I had an additional follow up question for the sufficient statistics. I spent sometime going through the code for the sufficient statistics for multiple regression and at the moment it seems the framework is set up to handle multiple categorical or discrete variables (I believe the example you gave was time of day and predicting height). Is there a way to accommodate if there is an additional continuous variable?

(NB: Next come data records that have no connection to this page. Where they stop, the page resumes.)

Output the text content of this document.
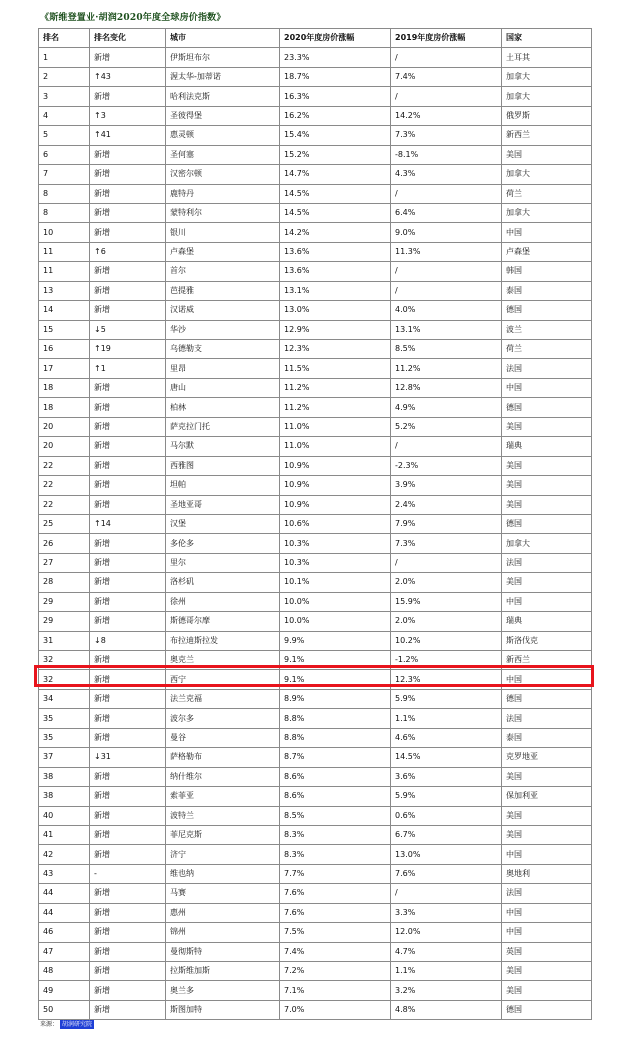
《斯维登置业·胡润2020年度全球房价指数》
排名	排名变化	城市	2020年度房价涨幅	2019年度房价涨幅	国家
1	新增	伊斯坦布尔	23.3%	/	土耳其
2	↑43	渥太华-加蒂诺	18.7%	7.4%	加拿大
3	新增	哈利法克斯	16.3%	/	加拿大
4	↑3	圣彼得堡	16.2%	14.2%	俄罗斯
5	↑41	惠灵顿	15.4%	7.3%	新西兰
6	新增	圣何塞	15.2%	-8.1%	美国
7	新增	汉密尔顿	14.7%	4.3%	加拿大
8	新增	鹿特丹	14.5%	/	荷兰
8	新增	蒙特利尔	14.5%	6.4%	加拿大
10	新增	银川	14.2%	9.0%	中国
11	↑6	卢森堡	13.6%	11.3%	卢森堡
11	新增	首尔	13.6%	/	韩国
13	新增	芭提雅	13.1%	/	泰国
14	新增	汉诺威	13.0%	4.0%	德国
15	↓5	华沙	12.9%	13.1%	波兰
16	↑19	乌德勒支	12.3%	8.5%	荷兰
17	↑1	里昂	11.5%	11.2%	法国
18	新增	唐山	11.2%	12.8%	中国
18	新增	柏林	11.2%	4.9%	德国
20	新增	萨克拉门托	11.0%	5.2%	美国
20	新增	马尔默	11.0%	/	瑞典
22	新增	西雅图	10.9%	-2.3%	美国
22	新增	坦帕	10.9%	3.9%	美国
22	新增	圣地亚哥	10.9%	2.4%	美国
25	↑14	汉堡	10.6%	7.9%	德国
26	新增	多伦多	10.3%	7.3%	加拿大
27	新增	里尔	10.3%	/	法国
28	新增	洛杉矶	10.1%	2.0%	美国
29	新增	徐州	10.0%	15.9%	中国
29	新增	斯德哥尔摩	10.0%	2.0%	瑞典
31	↓8	布拉迪斯拉发	9.9%	10.2%	斯洛伐克
32	新增	奥克兰	9.1%	-1.2%	新西兰
32	新增	西宁	9.1%	12.3%	中国
34	新增	法兰克福	8.9%	5.9%	德国
35	新增	波尔多	8.8%	1.1%	法国
35	新增	曼谷	8.8%	4.6%	泰国
37	↓31	萨格勒布	8.7%	14.5%	克罗地亚
38	新增	纳什维尔	8.6%	3.6%	美国
38	新增	索菲亚	8.6%	5.9%	保加利亚
40	新增	波特兰	8.5%	0.6%	美国
41	新增	菲尼克斯	8.3%	6.7%	美国
42	新增	济宁	8.3%	13.0%	中国
43	-	维也纳	7.7%	7.6%	奥地利
44	新增	马赛	7.6%	/	法国
44	新增	惠州	7.6%	3.3%	中国
46	新增	锦州	7.5%	12.0%	中国
47	新增	曼彻斯特	7.4%	4.7%	英国
48	新增	拉斯维加斯	7.2%	1.1%	美国
49	新增	奥兰多	7.1%	3.2%	美国
50	新增	斯图加特	7.0%	4.8%	德国
来源： 胡润研究院
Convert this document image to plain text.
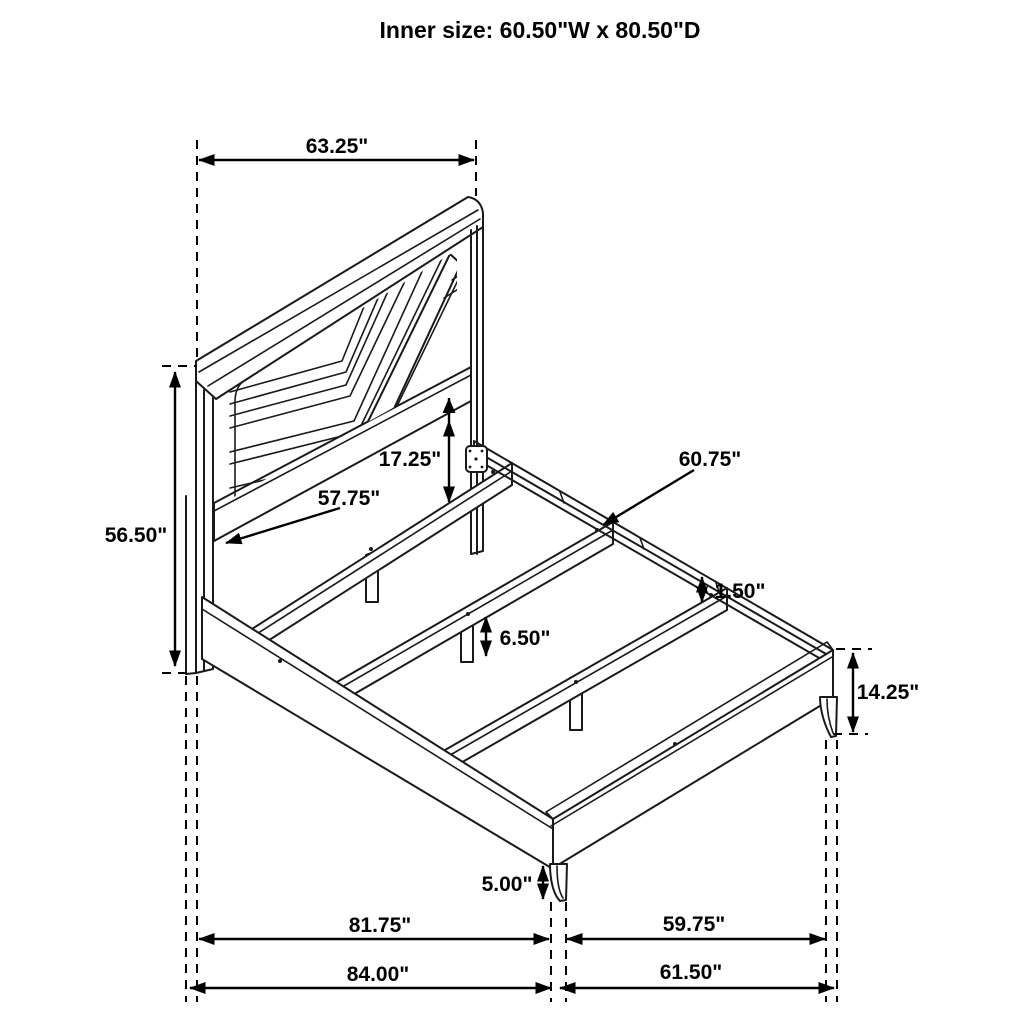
Inner size: 60.50"W x 80.50"D
63.25"
56.50"
17.25"
57.75"
60.75"
1.50"
6.50"
14.25"
5.00"
81.75"	59.75"
84.00"	61.50"
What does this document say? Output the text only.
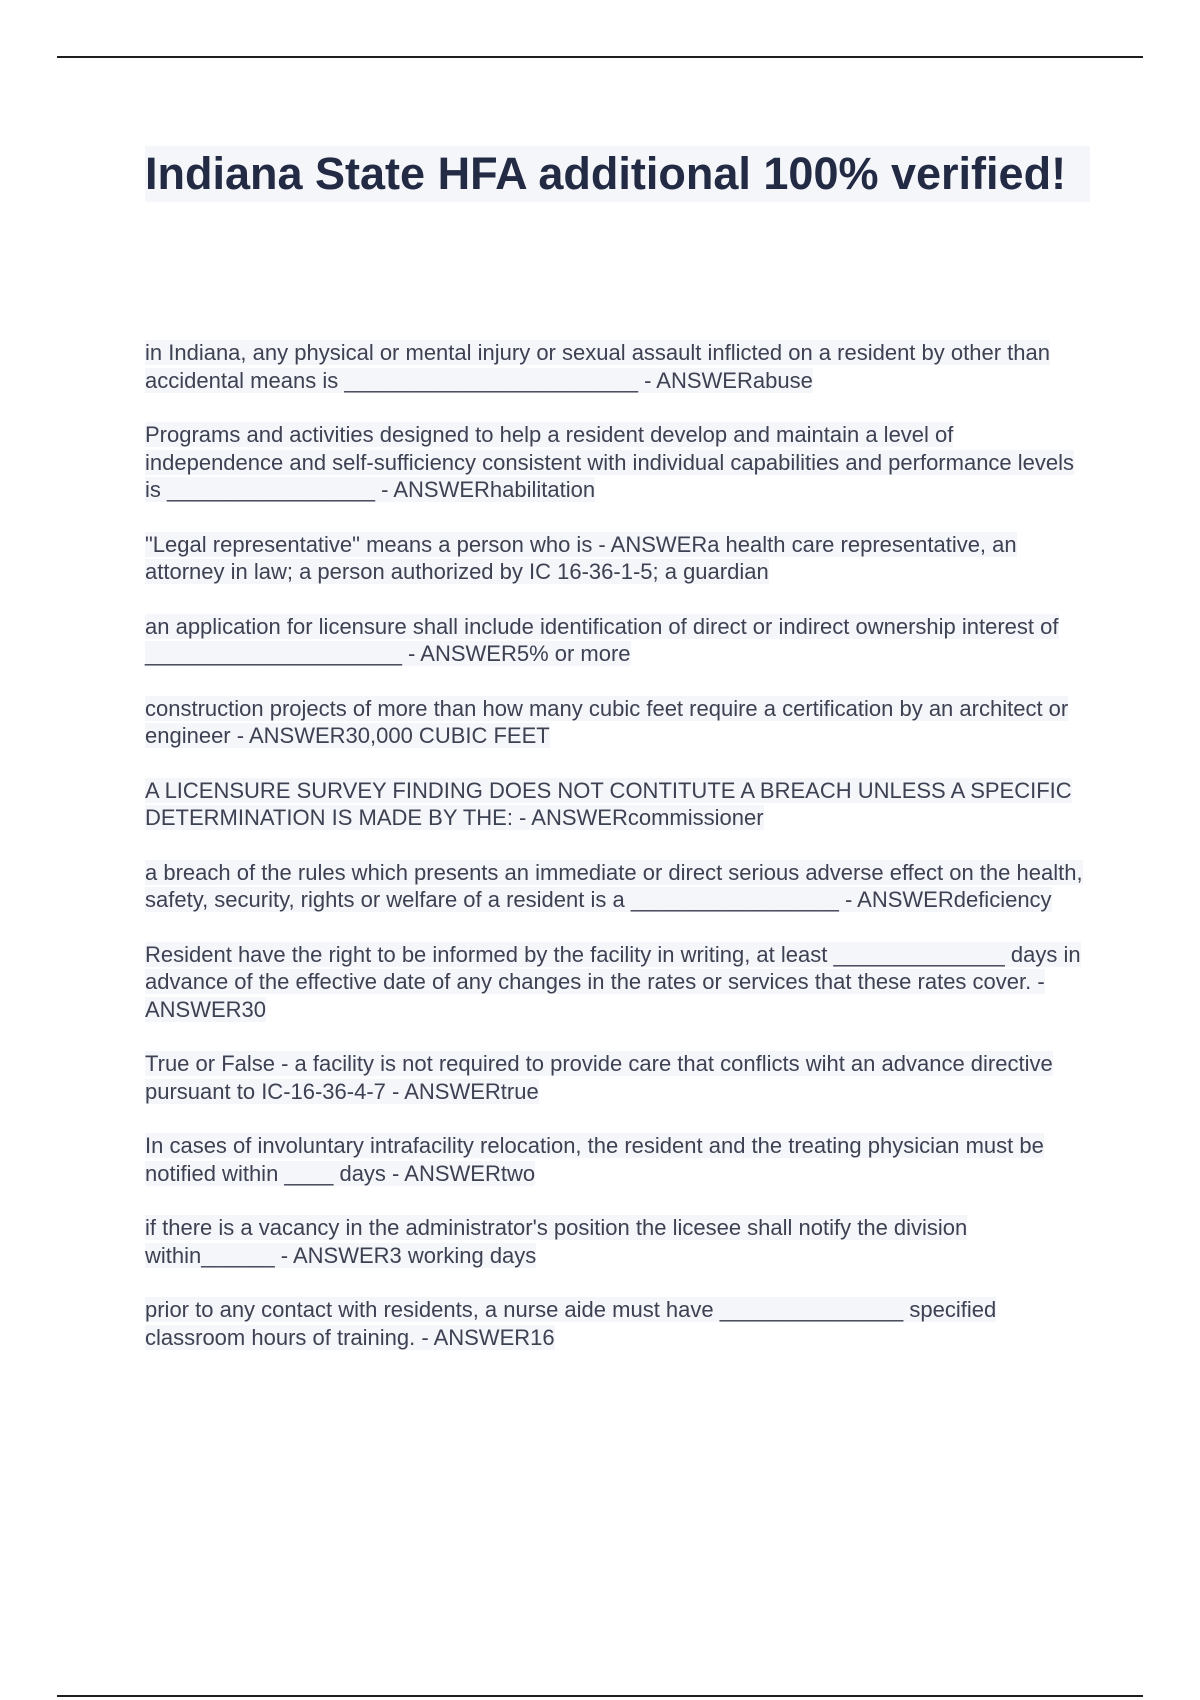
Indiana State HFA additional 100% verified!

in Indiana, any physical or mental injury or sexual assault inflicted on a resident by other than accidental means is ________________________ - ANSWERabuse

Programs and activities designed to help a resident develop and maintain a level of independence and self-sufficiency consistent with individual capabilities and performance levels is _________________ - ANSWERhabilitation

"Legal representative" means a person who is - ANSWERa health care representative, an attorney in law; a person authorized by IC 16-36-1-5; a guardian

an application for licensure shall include identification of direct or indirect ownership interest of _____________________ - ANSWER5% or more

construction projects of more than how many cubic feet require a certification by an architect or engineer - ANSWER30,000 CUBIC FEET

A LICENSURE SURVEY FINDING DOES NOT CONTITUTE A BREACH UNLESS A SPECIFIC DETERMINATION IS MADE BY THE: - ANSWERcommissioner

a breach of the rules which presents an immediate or direct serious adverse effect on the health, safety, security, rights or welfare of a resident is a _________________ - ANSWERdeficiency

Resident have the right to be informed by the facility in writing, at least ______________ days in advance of the effective date of any changes in the rates or services that these rates cover. - ANSWER30

True or False - a facility is not required to provide care that conflicts wiht an advance directive pursuant to IC-16-36-4-7 - ANSWERtrue

In cases of involuntary intrafacility relocation, the resident and the treating physician must be notified within ____ days - ANSWERtwo

if there is a vacancy in the administrator's position the licesee shall notify the division within______ - ANSWER3 working days

prior to any contact with residents, a nurse aide must have _______________ specified classroom hours of training. - ANSWER16
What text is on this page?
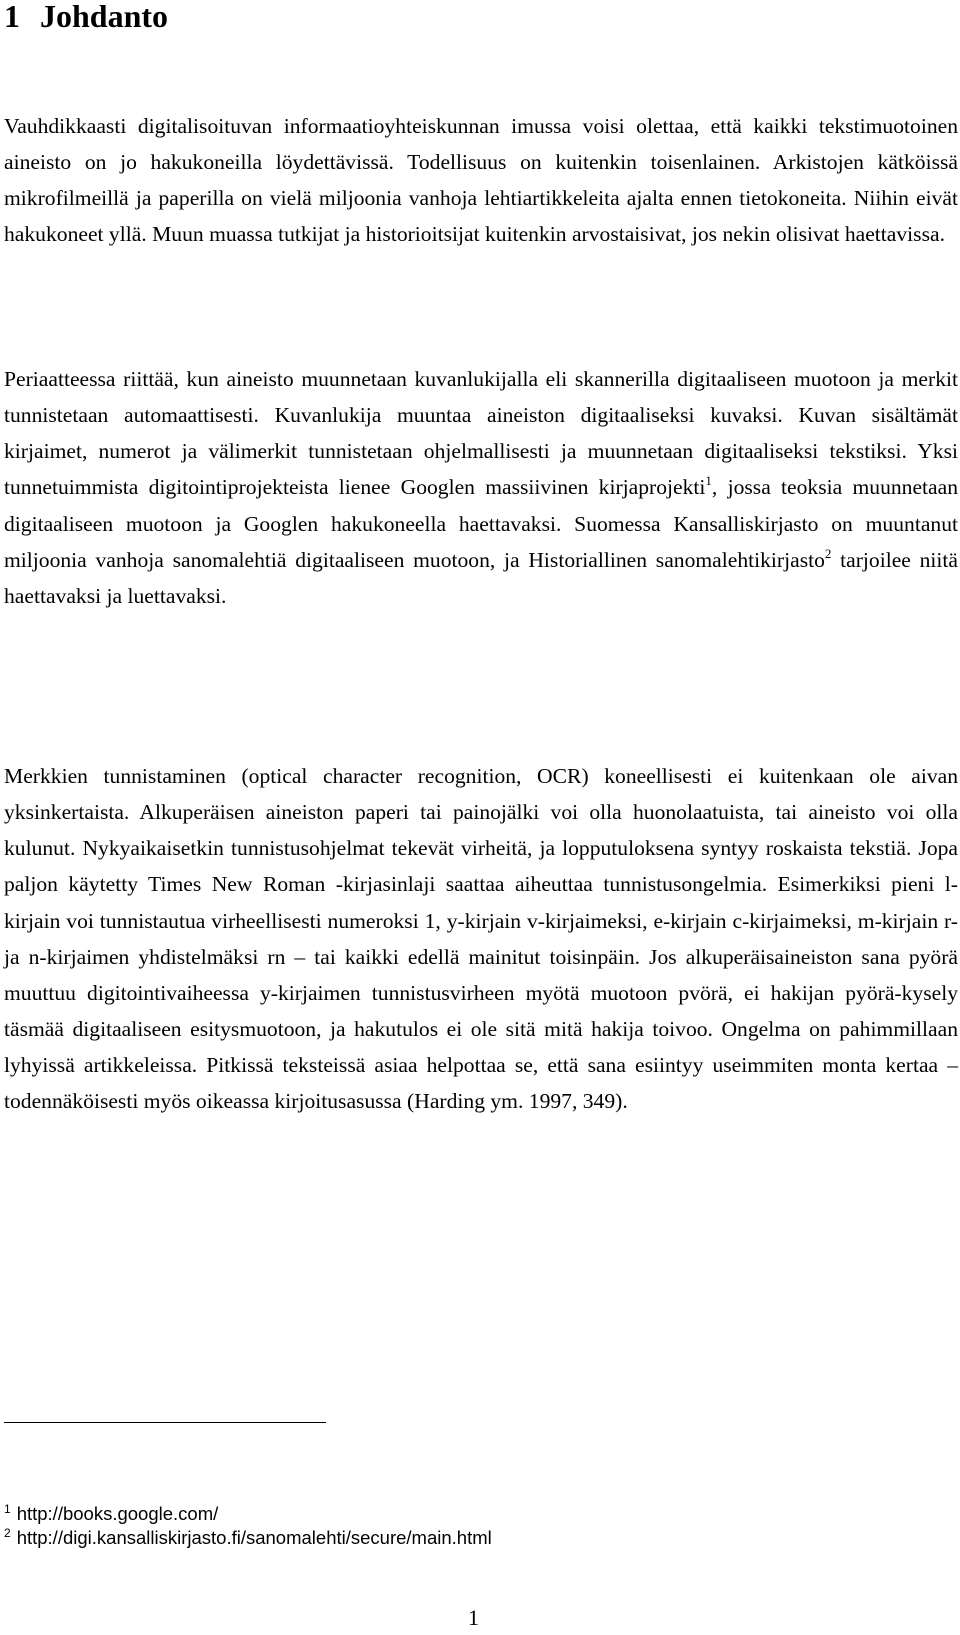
1 Johdanto

Vauhdikkaasti digitalisoituvan informaatioyhteiskunnan imussa voisi olettaa, että kaikki tekstimuotoinen aineisto on jo hakukoneilla löydettävissä. Todellisuus on kuitenkin toisenlainen. Arkistojen kätköissä mikrofilmeillä ja paperilla on vielä miljoonia vanhoja lehtiartikkeleita ajalta ennen tietokoneita. Niihin eivät hakukoneet yllä. Muun muassa tutkijat ja historioitsijat kuitenkin arvostaisivat, jos nekin olisivat haettavissa.

Periaatteessa riittää, kun aineisto muunnetaan kuvanlukijalla eli skannerilla digitaaliseen muotoon ja merkit tunnistetaan automaattisesti. Kuvanlukija muuntaa aineiston digitaaliseksi kuvaksi. Kuvan sisältämät kirjaimet, numerot ja välimerkit tunnistetaan ohjelmallisesti ja muunnetaan digitaaliseksi tekstiksi. Yksi tunnetuimmista digitointiprojekteista lienee Googlen massiivinen kirjaprojekti$^1$, jossa teoksia muunnetaan digitaaliseen muotoon ja Googlen hakukoneella haettavaksi. Suomessa Kansalliskirjasto on muuntanut miljoonia vanhoja sanomalehtiä digitaaliseen muotoon, ja Historiallinen sanomalehtikirjasto$^2$ tarjoilee niitä haettavaksi ja luettavaksi.

Merkkien tunnistaminen (optical character recognition, OCR) koneellisesti ei kuitenkaan ole aivan yksinkertaista. Alkuperäisen aineiston paperi tai painojälki voi olla huonolaatuista, tai aineisto voi olla kulunut. Nykyaikaisetkin tunnistusohjelmat tekevät virheitä, ja lopputuloksena syntyy roskaista tekstiä. Jopa paljon käytetty Times New Roman -kirjasinlaji saattaa aiheuttaa tunnistusongelmia. Esimerkiksi pieni l-kirjain voi tunnistautua virheellisesti numeroksi 1, y-kirjain v-kirjaimeksi, e-kirjain c-kirjaimeksi, m-kirjain r- ja n-kirjaimen yhdistelmäksi rn – tai kaikki edellä mainitut toisinpäin. Jos alkuperäisaineiston sana pyörä muuttuu digitointivaiheessa y-kirjaimen tunnistusvirheen myötä muotoon pvörä, ei hakijan pyörä-kysely täsmää digitaaliseen esitysmuotoon, ja hakutulos ei ole sitä mitä hakija toivoo. Ongelma on pahimmillaan lyhyissä artikkeleissa. Pitkissä teksteissä asiaa helpottaa se, että sana esiintyy useimmiten monta kertaa – todennäköisesti myös oikeassa kirjoitusasussa (Harding ym. 1997, 349).

$^1$ http://books.google.com/
$^2$ http://digi.kansalliskirjasto.fi/sanomalehti/secure/main.html
1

Or are we then unable to split the data into these unique groups to get sufficient statistics?
Here is was a simple simulation I was hoping to test with the Stan code you provided from your talk .

x1 = rnorm(100,0,1)
x2 = sample(c(1,2,3),100, replace = TRUE)
x3 = sample(c(1,2,3,4), 100, replace = TRUE)
y = 2*x1 + .5*x2 + 1*x3 + rnorm(100,0,.1)

functions{
    real normal_sufficient_lpdf(
        matrix obs
        , vector mean
        , vector variance
    ){
        return(
            normal_lpdf(
                obs[,1]
                | mean
                , sqrt(variance) ./ obs[,3]
            )
            + gamma_lpdf(
                obs[,2]
                | obs[,4]
                , obs[,4] ./ variance
            )
        ) ;
    }

}
data {
    // n_x_cols: number of predictor-variables in x (as columns)
    int<lower=1> n_x_cols ;
    // n_x_rows: number of combinations (rows) of the predictor variables in x
    int<lower=1> n_x_rows ;
    // x: predictor matrix
    matrix[n_x_rows,n_x_cols] x ;
    // obs_mean: mean of observations for each row in x
    vector[n_x_rows] obs_mean ;
    // obs_var: variance of observations for each row in x
    vector<lower=0>[n_x_rows] obs_var ;
    // obs_n: count of observations for each row in x
    vector<lower=2>[n_x_rows] obs_n ;
}
transformed data{
    matrix[n_x_rows,4] obs ;
    obs[,1] = obs_mean ;
    obs[,2] = obs_var ;
    obs[,3] = sqrt(obs_n) ;
    obs[,4] = (obs_n-1.0)/2.0 ;
    matrix[n_x_cols,n_x_rows] x_transpose ; // so we can use `columns_dot_product()`, which is faster than `rows_dot_product()`
}
parameters {
    // mu_intercept: value for the mean at the intercept
    real mu_intercept ;
    // mu_tod_beta: effect of each predictor on the mean
    vector[n_x_cols] mu_beta ;
    // eta_intercept: value for the log-variance at the intercept
    real eta_intercept ;
    // eta_tod_beta: effect of each predictor on the log-variance
    vector[n_x_cols] eta_beta ;
}
model {
    // priors (adjust when using real data!!)
    mu_intercept ~ std_normal() ;
    mu_beta ~ std_normal() ;
    eta_intercept ~ std_normal() ;
    eta_beta ~ std_normal() ;
    // likelihood
    obs ~ normal_sufficient(
        (
            mu_intercept
            + transpose(
                columns_dot_product(
                    rep_matrix(mu_beta,n_x_rows)
                    , x_transpose
                )
            )
        )
        , exp(
            eta_intercept
            + transpose(
                columns_dot_product(
                    rep_matrix(eta_beta,n_x_rows)
                    , x_transpose
                )
            )
        )
    ) ;
}

The latter, so multiple observations have to have the same values for all predictors to collapse those observations to sufficient statistics.